In short: Idaho Transfer (1973)

I was thinking quite hard about how to best approach the spirit of apathy and half-assed-ness that moves - or rather not - Peter Fonda's sort of SF film Idaho Transfer, but then I was possessed by the spirit of the movie and didn't care anymore if what I wrote became a rambling, incomprehensible, preachy without any actual affection, bunch of nonsense.

And lo, I wrote this: The end of the world, man, who cares? Let's just get transferred into the future, not attempt to find out what destroyed humanity as we know it and wander around apathetically. We're a bunch of apathetic lame-ass hippies, so obviously we're meant to repopulate the world. Just too bad nobody cared to make any actual plans for the event, or realized the whole time travel bit makes us sterile any earlier. I'd be all angry now, but the film only allows us to sulk and wander off a little, because everything else would have needed an actual script or actors able to improvise with a point. And let's be honest, it's difficult enough to keep the characters here apart, seeing as nobody beyond our main character Karen actually does anything or has a personality. And Karen mostly likes to sulk and wants kids, and is kinda (the film's too apathetic for more) sad about the end of the world. Or something.
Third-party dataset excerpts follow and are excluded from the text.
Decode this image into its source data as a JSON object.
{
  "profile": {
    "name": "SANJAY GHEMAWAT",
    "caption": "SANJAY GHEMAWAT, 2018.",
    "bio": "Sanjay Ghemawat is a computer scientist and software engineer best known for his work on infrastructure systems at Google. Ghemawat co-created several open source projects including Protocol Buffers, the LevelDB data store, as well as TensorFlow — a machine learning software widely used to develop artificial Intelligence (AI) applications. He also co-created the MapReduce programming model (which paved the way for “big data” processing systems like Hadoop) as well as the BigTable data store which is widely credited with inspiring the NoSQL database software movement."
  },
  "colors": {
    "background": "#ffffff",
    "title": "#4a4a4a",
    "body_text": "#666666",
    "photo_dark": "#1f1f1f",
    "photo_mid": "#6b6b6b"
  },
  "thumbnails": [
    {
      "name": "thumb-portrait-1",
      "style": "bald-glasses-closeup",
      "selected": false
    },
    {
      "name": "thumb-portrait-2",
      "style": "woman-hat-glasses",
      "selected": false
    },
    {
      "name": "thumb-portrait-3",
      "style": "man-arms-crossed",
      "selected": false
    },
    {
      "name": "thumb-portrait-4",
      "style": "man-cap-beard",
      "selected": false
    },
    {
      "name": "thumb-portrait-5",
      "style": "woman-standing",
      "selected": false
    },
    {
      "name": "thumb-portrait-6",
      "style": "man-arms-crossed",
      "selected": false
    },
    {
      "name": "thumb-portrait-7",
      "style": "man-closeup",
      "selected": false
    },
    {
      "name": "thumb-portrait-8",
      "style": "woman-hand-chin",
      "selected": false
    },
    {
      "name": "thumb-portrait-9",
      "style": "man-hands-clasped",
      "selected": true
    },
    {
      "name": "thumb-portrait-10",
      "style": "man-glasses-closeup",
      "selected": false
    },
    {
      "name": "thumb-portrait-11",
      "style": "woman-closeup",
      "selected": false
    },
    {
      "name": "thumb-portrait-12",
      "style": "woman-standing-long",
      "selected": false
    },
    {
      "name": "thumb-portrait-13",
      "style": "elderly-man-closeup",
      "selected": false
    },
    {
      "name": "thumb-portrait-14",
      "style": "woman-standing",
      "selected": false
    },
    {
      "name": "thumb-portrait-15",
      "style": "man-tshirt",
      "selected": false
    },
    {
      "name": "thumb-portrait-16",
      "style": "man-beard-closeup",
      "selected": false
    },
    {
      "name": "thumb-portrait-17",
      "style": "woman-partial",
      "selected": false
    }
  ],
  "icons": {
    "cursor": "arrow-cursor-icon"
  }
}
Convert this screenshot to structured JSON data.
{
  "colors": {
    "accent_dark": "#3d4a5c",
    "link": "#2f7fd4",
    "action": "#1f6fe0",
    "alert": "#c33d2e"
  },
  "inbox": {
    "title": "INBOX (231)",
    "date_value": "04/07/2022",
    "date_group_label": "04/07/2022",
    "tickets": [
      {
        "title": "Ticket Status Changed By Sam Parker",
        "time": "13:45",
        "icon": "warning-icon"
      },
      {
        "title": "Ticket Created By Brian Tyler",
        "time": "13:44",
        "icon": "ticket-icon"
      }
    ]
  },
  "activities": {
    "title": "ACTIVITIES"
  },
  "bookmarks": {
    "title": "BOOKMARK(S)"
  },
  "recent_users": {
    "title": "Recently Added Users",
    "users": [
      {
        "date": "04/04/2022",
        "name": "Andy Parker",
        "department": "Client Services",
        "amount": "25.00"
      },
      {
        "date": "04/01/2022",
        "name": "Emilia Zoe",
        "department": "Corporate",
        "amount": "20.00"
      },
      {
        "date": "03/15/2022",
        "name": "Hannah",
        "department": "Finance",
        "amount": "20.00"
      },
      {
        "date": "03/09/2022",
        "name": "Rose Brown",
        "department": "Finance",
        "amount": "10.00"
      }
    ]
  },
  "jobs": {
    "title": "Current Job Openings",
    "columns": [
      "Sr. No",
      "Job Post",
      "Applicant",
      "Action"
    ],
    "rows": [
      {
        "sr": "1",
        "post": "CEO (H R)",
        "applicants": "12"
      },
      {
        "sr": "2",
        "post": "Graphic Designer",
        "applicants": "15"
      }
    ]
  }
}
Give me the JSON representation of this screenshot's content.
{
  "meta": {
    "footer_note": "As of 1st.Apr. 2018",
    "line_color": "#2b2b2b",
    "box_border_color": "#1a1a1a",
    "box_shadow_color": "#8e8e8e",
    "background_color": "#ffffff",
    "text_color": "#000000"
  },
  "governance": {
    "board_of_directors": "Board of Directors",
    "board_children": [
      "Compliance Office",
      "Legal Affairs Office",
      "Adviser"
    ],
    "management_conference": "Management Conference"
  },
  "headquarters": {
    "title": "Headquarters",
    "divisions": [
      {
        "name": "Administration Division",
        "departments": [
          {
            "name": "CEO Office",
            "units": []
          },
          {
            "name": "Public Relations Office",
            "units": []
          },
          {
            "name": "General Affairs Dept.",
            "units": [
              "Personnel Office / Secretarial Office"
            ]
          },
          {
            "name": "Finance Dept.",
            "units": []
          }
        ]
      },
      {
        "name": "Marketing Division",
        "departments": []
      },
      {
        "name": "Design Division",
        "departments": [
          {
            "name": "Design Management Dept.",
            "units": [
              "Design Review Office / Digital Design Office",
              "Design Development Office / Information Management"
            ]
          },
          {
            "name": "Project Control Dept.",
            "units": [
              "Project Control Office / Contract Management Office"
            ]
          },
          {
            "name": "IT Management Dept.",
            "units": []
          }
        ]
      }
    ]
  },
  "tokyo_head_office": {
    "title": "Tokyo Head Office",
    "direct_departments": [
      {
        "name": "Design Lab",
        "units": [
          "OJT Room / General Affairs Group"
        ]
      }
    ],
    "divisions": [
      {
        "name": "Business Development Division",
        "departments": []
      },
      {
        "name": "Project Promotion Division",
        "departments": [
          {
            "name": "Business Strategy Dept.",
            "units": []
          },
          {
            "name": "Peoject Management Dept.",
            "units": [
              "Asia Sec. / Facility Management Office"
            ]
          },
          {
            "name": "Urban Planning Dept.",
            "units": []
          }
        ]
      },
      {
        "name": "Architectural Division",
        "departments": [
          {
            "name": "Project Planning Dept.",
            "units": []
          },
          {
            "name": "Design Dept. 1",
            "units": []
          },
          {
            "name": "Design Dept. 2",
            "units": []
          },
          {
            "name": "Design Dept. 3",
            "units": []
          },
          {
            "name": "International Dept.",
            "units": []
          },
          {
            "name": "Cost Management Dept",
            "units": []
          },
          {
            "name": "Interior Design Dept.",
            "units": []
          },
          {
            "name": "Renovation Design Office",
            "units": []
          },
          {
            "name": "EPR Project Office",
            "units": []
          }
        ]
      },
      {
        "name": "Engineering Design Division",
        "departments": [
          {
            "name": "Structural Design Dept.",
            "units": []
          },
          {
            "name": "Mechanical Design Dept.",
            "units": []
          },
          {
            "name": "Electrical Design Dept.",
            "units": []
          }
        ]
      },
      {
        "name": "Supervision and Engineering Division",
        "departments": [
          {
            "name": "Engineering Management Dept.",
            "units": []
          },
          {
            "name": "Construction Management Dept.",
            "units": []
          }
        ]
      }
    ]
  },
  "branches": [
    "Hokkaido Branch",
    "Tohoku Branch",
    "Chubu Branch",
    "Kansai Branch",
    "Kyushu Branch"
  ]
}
Just look at the film's awesome-sweet visual metaphors! You know, that stone skipping on the water until it sinks is just like humanity and, um, I'm sure there's a point, but I can't tell what point over the sound of people being apathetic. Man, perhaps Peter should have left that weed alone for the five minutes writing the script must have taken.

And after that, I drifted off into the long, dreamless, apathetic sleep Idaho Transfer felt like.